We can carry out long division, by noting that the $x$ term of $p_{n-1}(x)$ divides $\dfrac{n}{n-1}$ times into the $x$ term of $p_n(x)$, so that the remainder is \begin{align*} p_n(x) - \dfrac{n}{n-1}p_{n-1}(x) &{}= \left(nx - \dfrac{n(n+1)}{2}\right) - \dfrac{n}{n-1} \left((n-1)x - \dfrac{n(n-1)}{2}\right)\\ &{}= -\dfrac{n(n+1)}{2} + \dfrac{n^2}{2}\\ &{}= \dfrac{-n}{2}, \end{align*}

and the answer is (d).

#### Approach 2

We can use the Remainder Theorem.
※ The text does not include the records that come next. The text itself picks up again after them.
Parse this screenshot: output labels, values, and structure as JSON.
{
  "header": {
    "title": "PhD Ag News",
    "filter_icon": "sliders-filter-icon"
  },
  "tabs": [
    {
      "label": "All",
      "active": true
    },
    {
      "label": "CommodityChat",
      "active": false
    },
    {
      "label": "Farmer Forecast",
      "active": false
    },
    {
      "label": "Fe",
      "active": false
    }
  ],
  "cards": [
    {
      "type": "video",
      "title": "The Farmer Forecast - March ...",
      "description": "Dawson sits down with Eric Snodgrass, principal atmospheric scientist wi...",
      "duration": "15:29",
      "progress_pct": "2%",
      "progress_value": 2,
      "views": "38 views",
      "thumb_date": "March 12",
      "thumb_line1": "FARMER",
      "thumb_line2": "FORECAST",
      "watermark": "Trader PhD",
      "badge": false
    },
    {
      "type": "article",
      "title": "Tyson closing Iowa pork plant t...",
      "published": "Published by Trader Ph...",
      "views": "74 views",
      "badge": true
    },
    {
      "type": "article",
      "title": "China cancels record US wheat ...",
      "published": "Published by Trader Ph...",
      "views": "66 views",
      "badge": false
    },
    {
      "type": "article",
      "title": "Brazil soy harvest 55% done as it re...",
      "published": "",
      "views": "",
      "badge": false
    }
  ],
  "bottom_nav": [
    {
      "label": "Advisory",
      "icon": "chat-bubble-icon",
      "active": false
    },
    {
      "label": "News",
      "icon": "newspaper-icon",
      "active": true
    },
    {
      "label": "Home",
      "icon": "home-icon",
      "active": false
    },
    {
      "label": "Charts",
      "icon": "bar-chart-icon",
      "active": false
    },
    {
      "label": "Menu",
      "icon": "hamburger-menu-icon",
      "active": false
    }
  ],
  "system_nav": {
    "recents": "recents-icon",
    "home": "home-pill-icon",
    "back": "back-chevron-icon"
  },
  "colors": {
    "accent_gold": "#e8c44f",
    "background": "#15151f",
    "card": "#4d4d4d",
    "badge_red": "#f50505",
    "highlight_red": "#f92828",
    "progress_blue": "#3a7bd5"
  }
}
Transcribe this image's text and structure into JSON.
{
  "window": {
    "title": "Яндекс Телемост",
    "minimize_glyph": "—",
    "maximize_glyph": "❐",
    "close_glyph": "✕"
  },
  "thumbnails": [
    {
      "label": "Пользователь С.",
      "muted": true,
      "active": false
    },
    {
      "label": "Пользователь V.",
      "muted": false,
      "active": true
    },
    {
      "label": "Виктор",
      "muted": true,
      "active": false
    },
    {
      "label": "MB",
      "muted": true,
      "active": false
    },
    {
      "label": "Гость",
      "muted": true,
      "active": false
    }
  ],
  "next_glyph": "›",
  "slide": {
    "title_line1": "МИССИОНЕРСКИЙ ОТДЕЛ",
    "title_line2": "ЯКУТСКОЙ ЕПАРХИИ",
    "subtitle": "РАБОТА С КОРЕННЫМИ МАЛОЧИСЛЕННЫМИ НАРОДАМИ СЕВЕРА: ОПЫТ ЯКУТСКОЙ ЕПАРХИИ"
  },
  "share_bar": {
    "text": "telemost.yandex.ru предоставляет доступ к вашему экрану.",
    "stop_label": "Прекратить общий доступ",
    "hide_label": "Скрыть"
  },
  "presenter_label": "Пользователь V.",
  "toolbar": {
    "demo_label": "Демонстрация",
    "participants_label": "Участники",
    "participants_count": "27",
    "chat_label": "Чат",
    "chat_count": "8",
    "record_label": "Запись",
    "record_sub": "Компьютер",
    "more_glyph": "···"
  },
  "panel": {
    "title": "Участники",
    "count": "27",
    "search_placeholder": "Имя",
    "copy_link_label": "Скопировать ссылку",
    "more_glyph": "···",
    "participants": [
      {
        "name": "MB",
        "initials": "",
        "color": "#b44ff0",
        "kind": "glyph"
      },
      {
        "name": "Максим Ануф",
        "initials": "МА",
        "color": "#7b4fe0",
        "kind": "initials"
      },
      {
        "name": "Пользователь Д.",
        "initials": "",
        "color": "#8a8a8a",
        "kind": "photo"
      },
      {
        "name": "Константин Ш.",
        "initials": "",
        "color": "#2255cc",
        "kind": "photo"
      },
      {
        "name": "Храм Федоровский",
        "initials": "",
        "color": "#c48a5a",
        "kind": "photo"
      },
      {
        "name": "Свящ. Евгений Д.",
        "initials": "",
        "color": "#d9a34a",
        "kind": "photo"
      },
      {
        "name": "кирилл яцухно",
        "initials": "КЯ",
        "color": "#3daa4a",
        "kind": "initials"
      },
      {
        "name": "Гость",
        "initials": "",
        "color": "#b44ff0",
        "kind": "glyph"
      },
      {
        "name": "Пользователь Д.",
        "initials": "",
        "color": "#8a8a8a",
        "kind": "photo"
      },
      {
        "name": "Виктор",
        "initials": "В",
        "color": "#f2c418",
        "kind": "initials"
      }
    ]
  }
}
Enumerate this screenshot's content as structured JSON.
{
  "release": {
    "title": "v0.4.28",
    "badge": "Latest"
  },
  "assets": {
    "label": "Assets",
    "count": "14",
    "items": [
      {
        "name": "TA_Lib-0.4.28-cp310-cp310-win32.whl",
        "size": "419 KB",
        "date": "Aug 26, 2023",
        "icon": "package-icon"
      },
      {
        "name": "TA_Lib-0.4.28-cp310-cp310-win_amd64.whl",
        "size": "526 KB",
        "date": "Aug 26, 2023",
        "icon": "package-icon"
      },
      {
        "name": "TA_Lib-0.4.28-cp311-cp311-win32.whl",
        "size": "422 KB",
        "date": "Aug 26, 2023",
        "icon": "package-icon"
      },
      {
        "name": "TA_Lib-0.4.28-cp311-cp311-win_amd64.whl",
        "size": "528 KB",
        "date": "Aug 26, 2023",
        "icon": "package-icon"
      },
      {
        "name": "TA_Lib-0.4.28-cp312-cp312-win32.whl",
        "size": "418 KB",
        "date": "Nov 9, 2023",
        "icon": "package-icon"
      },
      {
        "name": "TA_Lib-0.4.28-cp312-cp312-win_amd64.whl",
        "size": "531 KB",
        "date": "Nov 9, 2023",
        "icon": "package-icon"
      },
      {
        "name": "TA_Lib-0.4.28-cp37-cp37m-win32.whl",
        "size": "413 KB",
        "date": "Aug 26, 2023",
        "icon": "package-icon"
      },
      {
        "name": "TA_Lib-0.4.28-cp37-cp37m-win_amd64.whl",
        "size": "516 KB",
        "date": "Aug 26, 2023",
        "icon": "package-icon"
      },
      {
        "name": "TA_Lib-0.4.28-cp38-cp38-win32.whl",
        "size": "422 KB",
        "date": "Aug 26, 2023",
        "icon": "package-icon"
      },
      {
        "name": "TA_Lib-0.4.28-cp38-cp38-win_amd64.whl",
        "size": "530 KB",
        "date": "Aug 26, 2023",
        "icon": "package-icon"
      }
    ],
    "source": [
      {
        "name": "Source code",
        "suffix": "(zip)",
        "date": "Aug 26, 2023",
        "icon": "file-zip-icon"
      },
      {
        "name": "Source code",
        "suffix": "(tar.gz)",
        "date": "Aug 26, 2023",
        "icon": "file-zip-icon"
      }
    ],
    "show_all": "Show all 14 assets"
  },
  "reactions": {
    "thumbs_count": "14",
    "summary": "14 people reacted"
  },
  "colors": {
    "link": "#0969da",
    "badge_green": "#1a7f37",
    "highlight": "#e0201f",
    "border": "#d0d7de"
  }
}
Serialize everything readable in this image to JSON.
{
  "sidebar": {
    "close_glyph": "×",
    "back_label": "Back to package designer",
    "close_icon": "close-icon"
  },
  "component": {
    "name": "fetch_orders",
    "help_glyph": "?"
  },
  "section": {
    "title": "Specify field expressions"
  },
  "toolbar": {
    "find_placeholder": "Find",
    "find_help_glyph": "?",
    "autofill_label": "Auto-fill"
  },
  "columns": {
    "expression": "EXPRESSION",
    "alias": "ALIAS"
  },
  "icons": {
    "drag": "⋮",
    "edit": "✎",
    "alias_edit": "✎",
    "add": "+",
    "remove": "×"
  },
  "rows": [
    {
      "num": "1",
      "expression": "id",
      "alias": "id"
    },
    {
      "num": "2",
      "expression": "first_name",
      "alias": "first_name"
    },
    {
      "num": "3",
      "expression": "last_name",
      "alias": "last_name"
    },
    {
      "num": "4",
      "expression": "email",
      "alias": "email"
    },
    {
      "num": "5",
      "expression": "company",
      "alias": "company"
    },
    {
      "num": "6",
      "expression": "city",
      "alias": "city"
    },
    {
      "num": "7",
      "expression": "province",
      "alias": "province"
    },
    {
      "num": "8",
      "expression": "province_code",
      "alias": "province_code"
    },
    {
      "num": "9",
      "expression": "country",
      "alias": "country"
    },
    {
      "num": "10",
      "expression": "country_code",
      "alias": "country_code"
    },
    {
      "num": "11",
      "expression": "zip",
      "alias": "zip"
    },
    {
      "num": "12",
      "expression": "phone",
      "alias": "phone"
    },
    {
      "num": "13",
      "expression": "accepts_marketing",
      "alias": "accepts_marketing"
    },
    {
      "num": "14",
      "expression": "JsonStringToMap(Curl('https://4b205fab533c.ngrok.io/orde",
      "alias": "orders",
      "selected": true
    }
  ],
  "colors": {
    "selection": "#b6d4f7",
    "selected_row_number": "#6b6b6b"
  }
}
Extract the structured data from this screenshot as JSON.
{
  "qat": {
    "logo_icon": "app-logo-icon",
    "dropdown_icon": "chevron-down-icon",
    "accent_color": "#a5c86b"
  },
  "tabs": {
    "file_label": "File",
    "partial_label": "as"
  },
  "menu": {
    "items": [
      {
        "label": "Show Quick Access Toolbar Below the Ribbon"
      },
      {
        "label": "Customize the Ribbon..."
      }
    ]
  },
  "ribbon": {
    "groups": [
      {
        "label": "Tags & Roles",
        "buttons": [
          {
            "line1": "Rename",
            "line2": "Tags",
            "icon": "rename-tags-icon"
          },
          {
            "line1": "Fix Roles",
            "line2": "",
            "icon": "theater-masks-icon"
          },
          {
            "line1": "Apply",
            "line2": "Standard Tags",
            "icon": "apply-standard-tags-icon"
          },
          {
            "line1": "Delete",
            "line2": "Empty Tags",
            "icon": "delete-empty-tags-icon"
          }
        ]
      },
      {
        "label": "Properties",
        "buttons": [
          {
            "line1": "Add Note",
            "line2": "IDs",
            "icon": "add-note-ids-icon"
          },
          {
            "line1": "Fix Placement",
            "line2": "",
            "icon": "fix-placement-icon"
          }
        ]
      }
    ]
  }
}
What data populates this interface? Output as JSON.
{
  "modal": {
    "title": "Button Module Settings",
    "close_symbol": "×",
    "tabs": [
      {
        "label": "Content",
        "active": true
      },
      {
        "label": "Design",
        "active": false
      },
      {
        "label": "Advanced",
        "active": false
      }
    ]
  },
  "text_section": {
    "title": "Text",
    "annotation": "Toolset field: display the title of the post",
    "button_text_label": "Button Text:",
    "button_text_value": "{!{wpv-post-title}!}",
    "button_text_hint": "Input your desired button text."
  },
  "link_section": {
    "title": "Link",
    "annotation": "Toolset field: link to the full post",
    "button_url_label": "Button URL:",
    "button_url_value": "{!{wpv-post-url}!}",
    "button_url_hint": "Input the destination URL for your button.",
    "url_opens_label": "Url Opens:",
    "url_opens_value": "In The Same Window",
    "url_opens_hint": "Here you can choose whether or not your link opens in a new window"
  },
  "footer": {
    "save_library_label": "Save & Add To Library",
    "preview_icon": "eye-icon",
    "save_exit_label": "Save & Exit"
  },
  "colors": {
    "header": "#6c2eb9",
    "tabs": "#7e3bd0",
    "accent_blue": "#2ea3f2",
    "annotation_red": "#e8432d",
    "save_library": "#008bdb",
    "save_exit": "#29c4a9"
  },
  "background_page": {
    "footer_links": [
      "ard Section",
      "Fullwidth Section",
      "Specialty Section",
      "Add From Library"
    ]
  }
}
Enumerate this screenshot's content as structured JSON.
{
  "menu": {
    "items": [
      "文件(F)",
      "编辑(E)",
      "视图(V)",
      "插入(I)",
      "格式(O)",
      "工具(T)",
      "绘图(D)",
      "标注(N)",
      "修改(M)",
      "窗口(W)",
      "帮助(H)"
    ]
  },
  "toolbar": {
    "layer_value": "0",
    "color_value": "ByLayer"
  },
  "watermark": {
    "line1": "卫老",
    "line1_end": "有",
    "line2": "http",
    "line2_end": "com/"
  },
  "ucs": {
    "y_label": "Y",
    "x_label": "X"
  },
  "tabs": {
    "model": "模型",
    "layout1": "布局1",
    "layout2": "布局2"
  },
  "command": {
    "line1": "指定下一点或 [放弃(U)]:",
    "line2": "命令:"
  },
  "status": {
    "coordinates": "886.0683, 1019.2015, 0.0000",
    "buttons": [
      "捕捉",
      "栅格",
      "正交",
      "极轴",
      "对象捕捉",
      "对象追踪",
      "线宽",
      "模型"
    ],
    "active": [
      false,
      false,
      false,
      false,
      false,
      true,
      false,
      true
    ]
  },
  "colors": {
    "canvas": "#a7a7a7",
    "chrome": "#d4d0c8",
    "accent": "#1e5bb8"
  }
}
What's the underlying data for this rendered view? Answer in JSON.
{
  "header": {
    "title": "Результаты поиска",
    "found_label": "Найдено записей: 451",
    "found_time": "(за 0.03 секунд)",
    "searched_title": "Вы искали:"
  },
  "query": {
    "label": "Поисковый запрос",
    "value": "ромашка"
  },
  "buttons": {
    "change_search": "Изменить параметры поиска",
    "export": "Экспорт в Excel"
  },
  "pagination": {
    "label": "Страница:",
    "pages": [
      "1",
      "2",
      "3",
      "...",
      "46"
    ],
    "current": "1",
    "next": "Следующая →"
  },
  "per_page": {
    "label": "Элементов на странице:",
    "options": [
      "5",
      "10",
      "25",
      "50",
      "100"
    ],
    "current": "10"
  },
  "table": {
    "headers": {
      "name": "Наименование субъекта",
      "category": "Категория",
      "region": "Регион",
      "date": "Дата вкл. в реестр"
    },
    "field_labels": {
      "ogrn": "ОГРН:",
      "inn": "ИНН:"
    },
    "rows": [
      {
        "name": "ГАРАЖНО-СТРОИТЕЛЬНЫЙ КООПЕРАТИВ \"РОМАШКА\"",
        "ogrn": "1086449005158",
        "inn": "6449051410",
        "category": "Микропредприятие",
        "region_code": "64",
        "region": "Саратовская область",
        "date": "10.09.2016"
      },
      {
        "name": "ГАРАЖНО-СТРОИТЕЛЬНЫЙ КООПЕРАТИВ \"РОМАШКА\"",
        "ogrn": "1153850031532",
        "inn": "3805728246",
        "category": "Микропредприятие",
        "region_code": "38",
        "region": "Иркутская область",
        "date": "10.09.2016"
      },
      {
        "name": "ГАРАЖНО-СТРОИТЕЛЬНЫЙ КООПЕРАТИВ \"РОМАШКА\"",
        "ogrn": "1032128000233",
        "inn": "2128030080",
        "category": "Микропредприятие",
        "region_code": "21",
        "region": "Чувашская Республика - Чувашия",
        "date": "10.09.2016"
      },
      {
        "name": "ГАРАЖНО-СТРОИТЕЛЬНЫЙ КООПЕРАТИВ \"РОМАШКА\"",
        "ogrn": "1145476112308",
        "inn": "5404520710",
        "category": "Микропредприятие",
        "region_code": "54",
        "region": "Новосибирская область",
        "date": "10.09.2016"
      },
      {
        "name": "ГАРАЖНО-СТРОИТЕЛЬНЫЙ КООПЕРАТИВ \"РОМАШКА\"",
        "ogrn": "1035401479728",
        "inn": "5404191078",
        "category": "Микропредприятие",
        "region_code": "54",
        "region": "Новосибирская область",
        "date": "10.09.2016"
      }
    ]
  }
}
We have that $p_{n-1}(x)=(n-1)\bigl(x-\tfrac{1}{2}n\bigr),$ and so $p_{n-1}(x) =0$ when $x = \dfrac{n}{2}$ (we can ignore the $n-1$ factor as it will not change the remainder).

So the remainder is equal to $p_n\left(\dfrac{n}{2}\right) = -\dfrac{n}{2}$, as before.

The answer is (d).